Soldier #2 howled as the two soldiers tumbled in the dunes, sweat and dust sticking to their bodies. “We’re dying!” he wept, his M-16 shining amidst the camouflage of his accomplice.
“I’m burning!” Soldier #1 panted in between breaths of hot crimson and liquid metal.
From above, emerging from the blinding stars and blazing expanse came a clear, strong voice as the bombing stopped. A beautiful herald of the sky.
“We are the United States Army,” it said. “We are giving you one last chance to surrender. Send your flare into the air if you intend to do as we suggest.” The voice was free and crisp despite the plane’s wail.
“I would rather have a Heart,” Soldier #1 decided, shaking the sand off of his body and looking at his comrade.
Soldier #2 moved quickly, removing his flare from his backpack and releasing it into the sky with fervor. Its red, white and blue sparks punctured the night sky to illuminate the plane’s sturdy wings and metallic exterior.
“We thought all of our own had evacuated these parts. It’s your lucky day, Soldier,” The messengers called from the sky. “We have room for one.”
Looking up at the magnificent plane, its engine roared overhead as the steel sheen shined moonlight in his eyes, Soldier #2 picked up his M-16 and pointed it at his companion’s heart.

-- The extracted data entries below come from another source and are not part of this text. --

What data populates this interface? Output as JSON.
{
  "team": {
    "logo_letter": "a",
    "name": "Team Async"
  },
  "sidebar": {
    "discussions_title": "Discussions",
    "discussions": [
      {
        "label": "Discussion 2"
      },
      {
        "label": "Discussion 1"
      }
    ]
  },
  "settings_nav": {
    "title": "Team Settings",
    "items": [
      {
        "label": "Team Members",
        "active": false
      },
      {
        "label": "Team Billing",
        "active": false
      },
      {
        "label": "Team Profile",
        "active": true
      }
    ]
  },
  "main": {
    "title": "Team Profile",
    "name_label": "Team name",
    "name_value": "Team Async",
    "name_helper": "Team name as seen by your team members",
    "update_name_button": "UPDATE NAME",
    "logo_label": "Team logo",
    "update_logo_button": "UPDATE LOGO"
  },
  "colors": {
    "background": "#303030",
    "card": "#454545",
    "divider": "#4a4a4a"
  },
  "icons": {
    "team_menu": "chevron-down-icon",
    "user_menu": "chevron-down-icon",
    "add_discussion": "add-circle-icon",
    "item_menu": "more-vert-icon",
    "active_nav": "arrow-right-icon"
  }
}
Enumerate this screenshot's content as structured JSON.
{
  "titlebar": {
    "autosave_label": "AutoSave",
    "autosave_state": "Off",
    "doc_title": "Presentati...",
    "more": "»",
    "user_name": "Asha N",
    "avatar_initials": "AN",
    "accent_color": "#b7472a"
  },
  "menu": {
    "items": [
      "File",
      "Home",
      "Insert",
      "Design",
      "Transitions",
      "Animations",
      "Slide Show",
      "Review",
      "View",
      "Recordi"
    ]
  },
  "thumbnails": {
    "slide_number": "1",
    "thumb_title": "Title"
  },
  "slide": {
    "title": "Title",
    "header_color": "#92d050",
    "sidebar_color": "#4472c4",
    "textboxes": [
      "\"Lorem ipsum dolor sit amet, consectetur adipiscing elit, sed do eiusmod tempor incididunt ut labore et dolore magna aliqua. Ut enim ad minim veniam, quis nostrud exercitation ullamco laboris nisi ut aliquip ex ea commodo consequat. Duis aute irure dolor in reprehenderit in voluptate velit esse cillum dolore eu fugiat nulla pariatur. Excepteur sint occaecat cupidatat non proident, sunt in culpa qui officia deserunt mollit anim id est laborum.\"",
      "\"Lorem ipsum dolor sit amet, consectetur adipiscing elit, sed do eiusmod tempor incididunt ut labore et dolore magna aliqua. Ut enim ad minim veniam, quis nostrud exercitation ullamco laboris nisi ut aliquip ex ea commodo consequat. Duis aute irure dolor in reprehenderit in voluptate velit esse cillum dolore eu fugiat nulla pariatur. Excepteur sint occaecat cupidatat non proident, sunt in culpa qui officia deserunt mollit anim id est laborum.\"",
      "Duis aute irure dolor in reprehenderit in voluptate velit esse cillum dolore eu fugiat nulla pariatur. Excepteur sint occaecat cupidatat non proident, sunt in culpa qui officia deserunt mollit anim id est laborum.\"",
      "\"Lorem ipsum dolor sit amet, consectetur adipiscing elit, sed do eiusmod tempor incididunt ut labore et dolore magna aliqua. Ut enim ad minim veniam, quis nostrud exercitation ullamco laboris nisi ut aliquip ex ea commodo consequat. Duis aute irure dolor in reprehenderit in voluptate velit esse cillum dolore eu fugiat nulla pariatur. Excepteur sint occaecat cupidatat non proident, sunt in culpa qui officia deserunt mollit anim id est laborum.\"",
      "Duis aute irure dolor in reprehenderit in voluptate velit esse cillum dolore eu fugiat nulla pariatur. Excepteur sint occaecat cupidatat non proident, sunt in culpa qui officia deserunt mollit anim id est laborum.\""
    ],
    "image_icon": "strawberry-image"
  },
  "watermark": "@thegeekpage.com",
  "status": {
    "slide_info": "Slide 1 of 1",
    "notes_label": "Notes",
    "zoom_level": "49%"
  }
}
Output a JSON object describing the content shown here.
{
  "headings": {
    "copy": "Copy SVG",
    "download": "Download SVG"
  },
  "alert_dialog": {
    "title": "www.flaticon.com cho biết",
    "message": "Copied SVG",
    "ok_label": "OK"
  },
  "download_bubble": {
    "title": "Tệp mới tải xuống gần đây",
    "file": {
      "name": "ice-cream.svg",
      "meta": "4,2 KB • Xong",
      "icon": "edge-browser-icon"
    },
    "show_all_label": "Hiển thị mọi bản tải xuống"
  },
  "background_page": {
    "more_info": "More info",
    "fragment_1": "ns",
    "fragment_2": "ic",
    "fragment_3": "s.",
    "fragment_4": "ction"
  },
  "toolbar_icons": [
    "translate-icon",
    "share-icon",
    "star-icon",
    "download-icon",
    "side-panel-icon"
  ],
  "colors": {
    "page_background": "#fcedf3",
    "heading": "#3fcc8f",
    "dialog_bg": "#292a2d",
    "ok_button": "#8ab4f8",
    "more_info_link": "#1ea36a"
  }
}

“There is no place for faggots here,” he said, pulling the trigger as Soldier #1 lifted his helmet above his eyes, his body falling into the sand below, vanishing with the ginger winds.
Soldier #2 smiled. “I’m coming!” he yelled, sending his last flare into the night sky.
“The presence in the military environment of persons who engage in homosexual conduct, or who by their statements demonstrate a propensity to engage in homosexual conduct, seriously impair the accomplishment of the military mission.”